MEMORANDUM BY FITZGERALD, J.: FILED FEBRUARY 10, 2015
Appellant, Lester Lee Tucker, appeals from the order entered in the
Court of Common Pleas of Monroe County denying his request for sentencing
credit.1 Appellant presently claims the trial court erred in denying credit for
time he spent in pre-sentence custody in the above-captioned matter while
also serving a sentence on federal charges. For the reasons that follow, we
conclude Appellant’s request for relief must be considered under the Post
Conviction Relief Act (PCRA), 42 Pa.C.S. §§ 9541-9546. Therefore, we
* Former Justice specially assigned to the Superior Court. 1 We have amended the caption to reflect that Appellant took this appeal from the trial court’s March 6, 2014 order denying sentencing credit. J. S06035/15
vacate the trial court’s March 6, 2014 order and remand for proceedings
consistent with this memorandum.
The procedural history relevant to this appeal is as follows. In August
of 2010, Appellant was charged with federal drug offenses, but was released
on his own recognizance. While those charges were pending, Appellant was
involved in a motor vehicle accident on March 20, 2012, which resulted in
the death of the operator of another vehicle. That same day, Pennsylvania
State Police troopers arrested and charged him with, inter alia, homicide by
vehicle and driving under the influence of alcohol (“Pennsylvania charges”).

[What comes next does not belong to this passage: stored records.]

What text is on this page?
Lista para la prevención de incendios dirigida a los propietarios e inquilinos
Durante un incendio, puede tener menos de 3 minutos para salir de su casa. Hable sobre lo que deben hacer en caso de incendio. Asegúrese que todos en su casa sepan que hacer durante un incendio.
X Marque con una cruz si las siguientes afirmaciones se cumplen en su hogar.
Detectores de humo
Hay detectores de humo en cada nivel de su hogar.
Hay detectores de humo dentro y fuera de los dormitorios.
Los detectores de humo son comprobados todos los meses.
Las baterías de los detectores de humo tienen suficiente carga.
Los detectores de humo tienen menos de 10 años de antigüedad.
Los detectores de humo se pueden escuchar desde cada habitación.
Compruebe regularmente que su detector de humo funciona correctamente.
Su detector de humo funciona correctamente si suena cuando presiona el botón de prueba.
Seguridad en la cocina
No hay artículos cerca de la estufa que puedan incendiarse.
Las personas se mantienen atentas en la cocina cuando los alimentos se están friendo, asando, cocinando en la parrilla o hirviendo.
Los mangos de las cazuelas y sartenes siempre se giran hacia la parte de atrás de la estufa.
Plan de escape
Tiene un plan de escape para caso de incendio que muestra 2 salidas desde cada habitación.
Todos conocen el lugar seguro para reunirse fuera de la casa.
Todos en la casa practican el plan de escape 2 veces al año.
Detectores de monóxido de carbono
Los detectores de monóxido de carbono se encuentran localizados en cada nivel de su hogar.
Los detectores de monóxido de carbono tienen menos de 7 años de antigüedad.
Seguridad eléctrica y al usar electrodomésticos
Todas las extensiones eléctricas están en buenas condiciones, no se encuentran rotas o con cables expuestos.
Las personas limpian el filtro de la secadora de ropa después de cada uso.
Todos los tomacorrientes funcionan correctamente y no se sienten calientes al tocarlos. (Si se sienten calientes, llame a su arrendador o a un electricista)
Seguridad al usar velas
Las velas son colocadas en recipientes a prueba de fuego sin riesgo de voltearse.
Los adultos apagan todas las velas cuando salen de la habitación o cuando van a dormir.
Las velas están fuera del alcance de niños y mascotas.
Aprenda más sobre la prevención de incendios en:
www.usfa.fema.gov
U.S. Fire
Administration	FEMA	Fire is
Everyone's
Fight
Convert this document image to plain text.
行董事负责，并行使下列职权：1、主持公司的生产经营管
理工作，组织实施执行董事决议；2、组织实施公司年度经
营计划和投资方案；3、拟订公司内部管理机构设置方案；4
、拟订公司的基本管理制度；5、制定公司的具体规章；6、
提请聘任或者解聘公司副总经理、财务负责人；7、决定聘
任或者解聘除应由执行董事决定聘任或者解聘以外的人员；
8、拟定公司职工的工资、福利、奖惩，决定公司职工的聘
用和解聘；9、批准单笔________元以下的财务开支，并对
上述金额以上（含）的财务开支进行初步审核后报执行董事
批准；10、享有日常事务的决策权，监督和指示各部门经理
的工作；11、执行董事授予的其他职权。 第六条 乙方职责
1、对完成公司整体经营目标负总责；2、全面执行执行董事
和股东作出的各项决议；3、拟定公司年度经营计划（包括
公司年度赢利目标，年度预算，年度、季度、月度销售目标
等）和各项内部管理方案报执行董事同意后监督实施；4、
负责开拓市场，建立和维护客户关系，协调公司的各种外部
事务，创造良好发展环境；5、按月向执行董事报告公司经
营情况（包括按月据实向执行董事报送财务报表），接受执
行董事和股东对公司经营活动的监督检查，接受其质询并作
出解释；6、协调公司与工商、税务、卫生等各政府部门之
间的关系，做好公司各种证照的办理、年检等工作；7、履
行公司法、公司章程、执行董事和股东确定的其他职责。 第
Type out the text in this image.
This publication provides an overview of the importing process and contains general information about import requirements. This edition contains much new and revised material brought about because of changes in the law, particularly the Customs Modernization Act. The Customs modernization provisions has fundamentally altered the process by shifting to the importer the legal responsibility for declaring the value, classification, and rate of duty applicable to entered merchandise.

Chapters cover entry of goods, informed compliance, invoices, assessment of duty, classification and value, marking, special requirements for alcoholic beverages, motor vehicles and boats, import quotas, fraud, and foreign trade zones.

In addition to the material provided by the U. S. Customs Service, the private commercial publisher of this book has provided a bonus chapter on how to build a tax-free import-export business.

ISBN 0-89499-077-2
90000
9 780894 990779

Appellant did not post bail on the Pennsylvania charges. The following day,
March 21, 2012, federal authorities issued a detainer against him for the
federal charges.
On July 12, 2012, Appellant pleaded guilty to the federal charges. On
January 16, 2013, the United States District Court for the Middle District of
Pennsylvania sentenced him to fifteen months’ imprisonment and three
years’ supervised release (“federal sentence”). There is no indication that
Appellant was transferred to federal custody.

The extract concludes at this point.